We also see some friends from the Coming Home series in this book. Sergeant Reza Iaconelli’s story is in Until There Was You Book 4 and Captain Ben Teague’s is in It’s Always Been You Book 5. Both are great reads as are all of The Coming Home Series!

 

SummerBlog About the Author
Jessica Scott Cropped
Jessica Scott is the USA Today bestselling author of novels set in the heart of America’s Army.
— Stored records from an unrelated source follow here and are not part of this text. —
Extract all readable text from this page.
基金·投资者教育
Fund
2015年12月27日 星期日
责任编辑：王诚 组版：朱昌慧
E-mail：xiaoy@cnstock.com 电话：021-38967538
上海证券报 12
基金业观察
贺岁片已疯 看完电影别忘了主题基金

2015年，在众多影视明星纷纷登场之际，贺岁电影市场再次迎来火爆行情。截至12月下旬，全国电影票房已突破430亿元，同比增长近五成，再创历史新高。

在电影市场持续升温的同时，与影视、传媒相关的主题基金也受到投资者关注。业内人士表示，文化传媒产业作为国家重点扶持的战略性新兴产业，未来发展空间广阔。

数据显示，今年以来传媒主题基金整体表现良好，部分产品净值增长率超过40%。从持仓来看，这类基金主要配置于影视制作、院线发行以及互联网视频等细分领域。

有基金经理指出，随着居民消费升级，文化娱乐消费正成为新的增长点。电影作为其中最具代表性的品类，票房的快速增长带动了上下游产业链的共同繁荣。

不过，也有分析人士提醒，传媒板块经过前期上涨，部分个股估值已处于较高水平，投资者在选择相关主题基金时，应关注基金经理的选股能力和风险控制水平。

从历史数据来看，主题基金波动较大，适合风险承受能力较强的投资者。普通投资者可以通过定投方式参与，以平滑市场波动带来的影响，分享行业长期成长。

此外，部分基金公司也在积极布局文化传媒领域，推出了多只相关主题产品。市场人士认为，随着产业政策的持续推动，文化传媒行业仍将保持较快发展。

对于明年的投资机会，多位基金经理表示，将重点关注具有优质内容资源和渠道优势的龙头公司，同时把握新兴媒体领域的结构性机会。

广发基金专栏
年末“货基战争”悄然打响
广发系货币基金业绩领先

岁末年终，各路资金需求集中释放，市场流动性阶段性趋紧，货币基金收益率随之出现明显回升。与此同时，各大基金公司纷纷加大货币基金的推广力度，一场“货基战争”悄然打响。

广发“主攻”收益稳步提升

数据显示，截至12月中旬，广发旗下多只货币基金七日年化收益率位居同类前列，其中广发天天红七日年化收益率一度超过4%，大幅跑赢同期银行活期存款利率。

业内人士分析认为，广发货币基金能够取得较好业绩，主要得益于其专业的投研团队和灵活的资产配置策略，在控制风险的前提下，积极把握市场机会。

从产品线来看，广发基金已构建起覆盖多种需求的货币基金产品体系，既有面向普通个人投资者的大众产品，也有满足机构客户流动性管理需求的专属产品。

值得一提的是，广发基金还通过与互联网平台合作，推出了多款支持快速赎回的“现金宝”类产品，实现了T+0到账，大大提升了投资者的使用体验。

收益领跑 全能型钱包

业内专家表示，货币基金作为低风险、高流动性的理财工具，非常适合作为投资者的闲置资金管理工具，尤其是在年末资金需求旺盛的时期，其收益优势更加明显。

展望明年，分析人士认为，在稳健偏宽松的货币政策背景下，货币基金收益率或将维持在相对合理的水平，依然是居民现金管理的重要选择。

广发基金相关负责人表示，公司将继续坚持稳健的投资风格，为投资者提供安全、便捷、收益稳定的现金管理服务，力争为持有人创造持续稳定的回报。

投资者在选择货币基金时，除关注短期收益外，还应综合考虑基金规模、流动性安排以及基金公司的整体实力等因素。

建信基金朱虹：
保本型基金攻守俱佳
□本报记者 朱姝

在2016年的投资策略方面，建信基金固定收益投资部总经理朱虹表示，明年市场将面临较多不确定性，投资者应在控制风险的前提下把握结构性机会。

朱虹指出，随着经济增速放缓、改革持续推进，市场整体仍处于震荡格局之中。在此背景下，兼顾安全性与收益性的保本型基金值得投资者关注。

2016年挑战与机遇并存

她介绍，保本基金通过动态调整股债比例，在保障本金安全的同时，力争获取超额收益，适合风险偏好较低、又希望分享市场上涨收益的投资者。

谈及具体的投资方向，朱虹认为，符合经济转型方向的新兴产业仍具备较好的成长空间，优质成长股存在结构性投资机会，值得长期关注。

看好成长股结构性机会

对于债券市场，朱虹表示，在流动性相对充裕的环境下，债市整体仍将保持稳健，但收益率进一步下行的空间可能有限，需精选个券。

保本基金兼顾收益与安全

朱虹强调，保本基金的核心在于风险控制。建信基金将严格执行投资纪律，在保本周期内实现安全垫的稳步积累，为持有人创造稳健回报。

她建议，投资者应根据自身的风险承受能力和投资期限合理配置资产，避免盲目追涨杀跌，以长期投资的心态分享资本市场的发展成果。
She is an active duty army officer, a veteran of the Iraq war, is the mother of two daughters, three cats and three dogs, and wife to a retired NCO. She and her family are currently wherever the army has sent her.

She has written for the New York Times At War blog, War on the Rocks, PBS Point of View Women and War and has been featured in Esquire Magazine as an American of the Year in 2012.

She has published 11 novels and novellas about soldiers returning from war and has hit the USA Today Bestseller list twice. She has compiled two nonfiction projects about her time in Iraq and the return home.

She has recently completed a master’s Degree in sociology from Duke, a Masters Degree in Telecom Management from University of Maryland University College, BA in Cultural Studies from State University of New York. She is currently pursuing a phd in sociology.